Now we can test all the algorithms available

algo_names = ['SRP', 'MUSIC', 'FRIDA', 'TOPS'] spatial_resp = dict()

for algo_name in algo_names:

Construct the new DOA object

# the max_four parameter is necessary for FRIDA only
doa = pra.doa.algorithms[algo_name](R, fs, nfft, c=c)

# this call here perform localization on the frames in X
doa.locate_sources(X, freq_range=freq_range)

# store spatial response
spatial_resp[algo_name] = doa.grid.values

# normalize   
min_val = spatial_resp[algo_name].min()
max_val = spatial_resp[algo_name].max()
spatial_resp[algo_name] = (spatial_resp[algo_name] - min_val) / (max_val - min_val)

doa.polar_plt_dirac()
plt.title(algo_name)

# doa.azimuth_recon contains the reconstructed location of the source
print(algo_name)
print('  Recovered azimuth:', doa.azimuth_recon / np.pi * 180., 'degrees')
print('  Error:', circ_dist(azimuth, doa.azimuth_recon) / np.pi * 180., 'degrees')

plt.show()
print((doa.azimuth_recon)/ np.pi * 180.)
fakufaku commented 5 years ago

@akhilvasvani I am not sure I understand the first question. You do not need to give the source location to the algorithm. In the example script, I use the true location only to evaluate the output from the algorithm. Is this what you are referring to ?

The results not being accurate might depend on a lot of things. Doing accurate DOA estimation is tricky business. It depends on the content of the source signal, the geometry of the microphone array, and the frequency bands you chose (among other things). I see you use a frequency range between 2500 and 4500 Hz. You might need to reduce this depending on the spacing of your microphones. The spacing should be somewhere around half or a quarter of the wavelength of the frequency bands. The warning about numerical accuracy comes from the FRIDA algorithm usually and does not affect the results in general.

Finally, just a side note. In the future it would be great if you can close the resolved issue and open a new issue for a new problem. This allows to keep things organized and lets other people search through the issues more easily. Thanks! 😄

akhilvasvani commented 5 years ago

Ok, now I see why you gave the true location—you want to compare it with what the algorithm outputs and see the difference in error. That makes sense now.

So here's my issue. I am trying to find the exact (x,y, z coordinate) of a sound source given a 12 microphones. I am using a rectangular geometric array with set positions for the microphones, lowered the frequency band range, and my results are still not accurate.
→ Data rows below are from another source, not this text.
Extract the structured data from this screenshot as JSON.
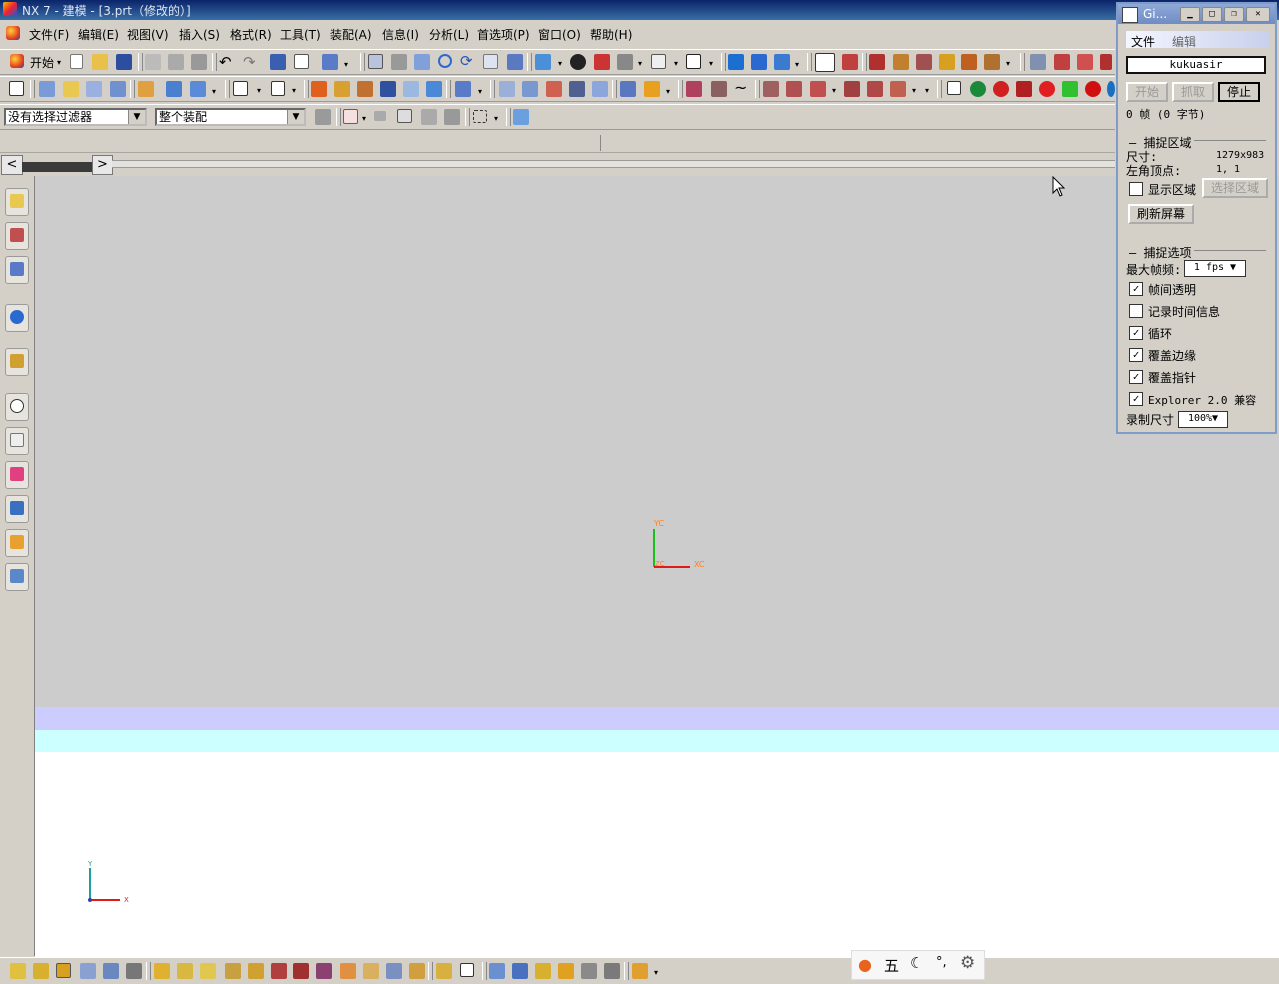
{
  "window": {
    "title": "NX 7 - 建模 - [3.prt（修改的）]"
  },
  "menu": [
    "文件(F)",
    "编辑(E)",
    "视图(V)",
    "插入(S)",
    "格式(R)",
    "工具(T)",
    "装配(A)",
    "信息(I)",
    "分析(L)",
    "首选项(P)",
    "窗口(O)",
    "帮助(H)"
  ],
  "toolbar": {
    "start_label": "开始"
  },
  "filters": {
    "selection_filter": "没有选择过滤器",
    "assembly_scope": "整个装配"
  },
  "viewport": {
    "wcs": {
      "y": "YC",
      "x": "XC",
      "origin": "ZC"
    },
    "abs_csys": {
      "y": "Y",
      "x": "X"
    }
  },
  "gif_panel": {
    "title": "Gi...",
    "menu": [
      "文件",
      "编辑"
    ],
    "author": "kukuasir",
    "buttons": {
      "start": "开始",
      "capture": "抓取",
      "stop": "停止"
    },
    "frames": "0 帧 (0 字节)",
    "capture_area": {
      "heading": "捕捉区域",
      "size_label": "尺寸:",
      "size_value": "1279x983",
      "corner_label": "左角顶点:",
      "corner_value": "1, 1",
      "show_area": "显示区域",
      "select_area": "选择区域",
      "refresh": "刷新屏幕"
    },
    "capture_options": {
      "heading": "捕捉选项",
      "max_fps_label": "最大帧频:",
      "max_fps_value": "1 fps",
      "options": [
        {
          "label": "帧间透明",
          "checked": true
        },
        {
          "label": "记录时间信息",
          "checked": false
        },
        {
          "label": "循环",
          "checked": true
        },
        {
          "label": "覆盖边缘",
          "checked": true
        },
        {
          "label": "覆盖指针",
          "checked": true
        },
        {
          "label": "Explorer 2.0 兼容",
          "checked": true
        }
      ],
      "record_size_label": "录制尺寸",
      "record_size_value": "100%"
    }
  },
  "ime": {
    "mode_char": "五"
  }
}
Are there any suggestions I should consider?

Also, on a side note: does the doa object output the time shift delay between a pair of microphones?

After this, I'll close the issue. Thanks again

fakufaku commented 5 years ago

If you'd like me to take a look at your code, feel free to open a new issue. Make sure to copy/paste the whole script. I'll try to run it and see if I can spot the problem.

The DOA object do not give the time shift between microphones because this is not what most method use to find out the DOA. However, once the DOA has been detected, it is trivial to compute the time delay between the microphones.